La région de la mer Noire demeure l'objet d'expansion de Bucarest en politique étrangère.
À son époque, le président roumain Traian Basescu l'a expliqué ainsi: "La région de la mer Noire ne doit pas être une frontière séparant la partie démocratique et prospère du continent européen des autres. Si géographiquement la région fait partie de la configuration européenne, cela devrait également être le cas du point de vue politique et économique."
L'absence de frontières évoquée par Traian Basescu est un euphémisme politique signifiant la non-reconnaissance par la Roumanie (membre de l'Otan) de l'équilibre des forces établi dans la région et l'intention de le remanier à son avantage. Il faut avoir "plus d'Europe" en mer Noire pour neutraliser la plupart des défis dans cette région, déclarait le ministre roumain des Affaires étrangères Cristian Diaconescu. Il pointait également l'importance d'une coopération stratégique entre la Roumanie et la Turquie en tant que puissance influente de la mer Noire.
La Roumanie s'estime être un État situé à la croisée entre l'Eurasie, le Moyen-Orient, l'Europe occidentale et l'océan Arctique. La position centrale attribuée à la Roumanie pousse cette dernière à revendiquer le rôle de leader régional. Mais pour consolider ce rôle, la Roumanie a besoin d'un contrôle sûr sur la mer Noire. N'ayant aucune chance en agissant en solitaire dans la région, Bucarest fait appel à la Pologne et à la Turquie en tant qu'alliés.
La Pologne est nécessaire en tant qu'avant-poste antirusse sur l'axe baltique, et la Turquie en mer Noire. Ankara réagit positivement à l'idée de coopérer avec la Roumanie. Lors d'une rencontre avec des collègues roumains et polonais, le ministre turc des Affaires étrangères Mevlüt Çavuşoğlu a qualifié la mer Noire de "maison commune" pour les populations de ces pays. Chacun de ces pays cherche à revenir à la situation des siècles précédents, lorsque la république des Deux Nations s'étendait de la Baltique à la mer Noire, et l'Empire ottoman contrôlait l'espace de la Transcaucasie et la mer Noire jusqu'au Moyen-Orient.

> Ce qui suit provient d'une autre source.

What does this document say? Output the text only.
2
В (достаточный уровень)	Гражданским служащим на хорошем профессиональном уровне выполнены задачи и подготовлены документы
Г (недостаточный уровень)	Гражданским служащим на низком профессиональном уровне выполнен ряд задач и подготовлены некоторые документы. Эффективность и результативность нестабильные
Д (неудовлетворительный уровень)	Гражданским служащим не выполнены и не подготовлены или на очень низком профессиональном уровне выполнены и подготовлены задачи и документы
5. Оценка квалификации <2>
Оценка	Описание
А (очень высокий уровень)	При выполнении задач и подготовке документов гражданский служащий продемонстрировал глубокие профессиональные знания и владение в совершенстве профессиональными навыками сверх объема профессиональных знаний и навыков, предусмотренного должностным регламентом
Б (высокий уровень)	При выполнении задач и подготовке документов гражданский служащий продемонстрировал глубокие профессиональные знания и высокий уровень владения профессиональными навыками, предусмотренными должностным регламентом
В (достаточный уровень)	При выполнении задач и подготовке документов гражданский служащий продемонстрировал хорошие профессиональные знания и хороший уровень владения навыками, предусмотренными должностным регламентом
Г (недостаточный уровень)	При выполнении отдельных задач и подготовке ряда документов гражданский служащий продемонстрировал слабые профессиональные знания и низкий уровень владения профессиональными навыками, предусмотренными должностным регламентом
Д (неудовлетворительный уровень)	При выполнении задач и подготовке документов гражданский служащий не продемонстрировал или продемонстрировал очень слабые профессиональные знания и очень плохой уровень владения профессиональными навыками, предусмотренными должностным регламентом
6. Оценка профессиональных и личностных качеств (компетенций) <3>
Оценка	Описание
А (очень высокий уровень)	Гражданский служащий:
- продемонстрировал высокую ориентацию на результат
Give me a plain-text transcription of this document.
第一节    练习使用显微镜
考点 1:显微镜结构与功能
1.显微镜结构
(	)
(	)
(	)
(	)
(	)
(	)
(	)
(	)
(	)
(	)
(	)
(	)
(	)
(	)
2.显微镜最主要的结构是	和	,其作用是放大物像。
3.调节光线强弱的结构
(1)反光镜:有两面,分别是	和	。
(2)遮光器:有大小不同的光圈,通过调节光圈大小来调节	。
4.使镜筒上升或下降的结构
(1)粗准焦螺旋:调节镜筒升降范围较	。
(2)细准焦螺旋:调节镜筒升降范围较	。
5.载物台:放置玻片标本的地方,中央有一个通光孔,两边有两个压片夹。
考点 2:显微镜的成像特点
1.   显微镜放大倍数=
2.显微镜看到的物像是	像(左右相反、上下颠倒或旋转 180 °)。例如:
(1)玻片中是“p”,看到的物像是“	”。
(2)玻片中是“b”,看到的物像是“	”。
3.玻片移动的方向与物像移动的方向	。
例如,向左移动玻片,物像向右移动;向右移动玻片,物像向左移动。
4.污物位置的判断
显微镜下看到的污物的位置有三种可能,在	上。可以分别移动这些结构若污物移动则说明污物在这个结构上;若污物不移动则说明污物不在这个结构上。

La Turquie se positionne à la fois comme un État européen, eurasien et moyen-oriental. Cela prédétermine le rapprochement de la politique d'Ankara et de Bucarest en mer Noire, car via celle-ci la Turquie et la Roumanie bénéficient d'un accès à la Transcaucasie et à la région de la mer Caspienne. Bucarest rêve de transformer le port de Constanta en point de transit d'hydrocarbures en provenance d'Asie centrale et de relier Constanta à Trieste par un oléoduc. Ce qui promet à la Roumanie sa transformation en fournisseur d'hydrocarbures de la mer Caspienne en Europe et d'importants revenus en monnaie forte.
La Roumanie définit le format de la coopération avec Ankara en mer Noire comme une "copropriété régionale", et la Turquie comme un allié irremplaçable pour assurer la stabilité régionale. Cela prête à penser que Bucarest et Ankara ont décidé de se partager la mer Noire entre eux.
Parmi les recommandations des analystes roumains et turcs du Centre de nouvelles stratégies (New Strategy Center) et de la fondation Marmara Group pour maintenir le contrôle commun sur la région de la mer Noire, ils suggèrent d'exploiter au maximum le potentiel du partenariat stratégique turco-roumain, de parvenir à une symétrie dans la composante militaire entre les zones Baltique et de la mer Noire du flanc oriental de l'Otan, ainsi que d'organiser des patrouilles militaires d'avions de l'Otan au-dessus de la côte de la mer Noire, tel que c'est le cas dans les pays baltes.
En d'autres termes, la structure Baltique-mer Noire si chère à Bucarest en tant que cordon sanitaire séparant la Russie de l'Europe. Les États-Unis saluent la cohésion des actions d'Ankara et de Bucarest contre la Russie.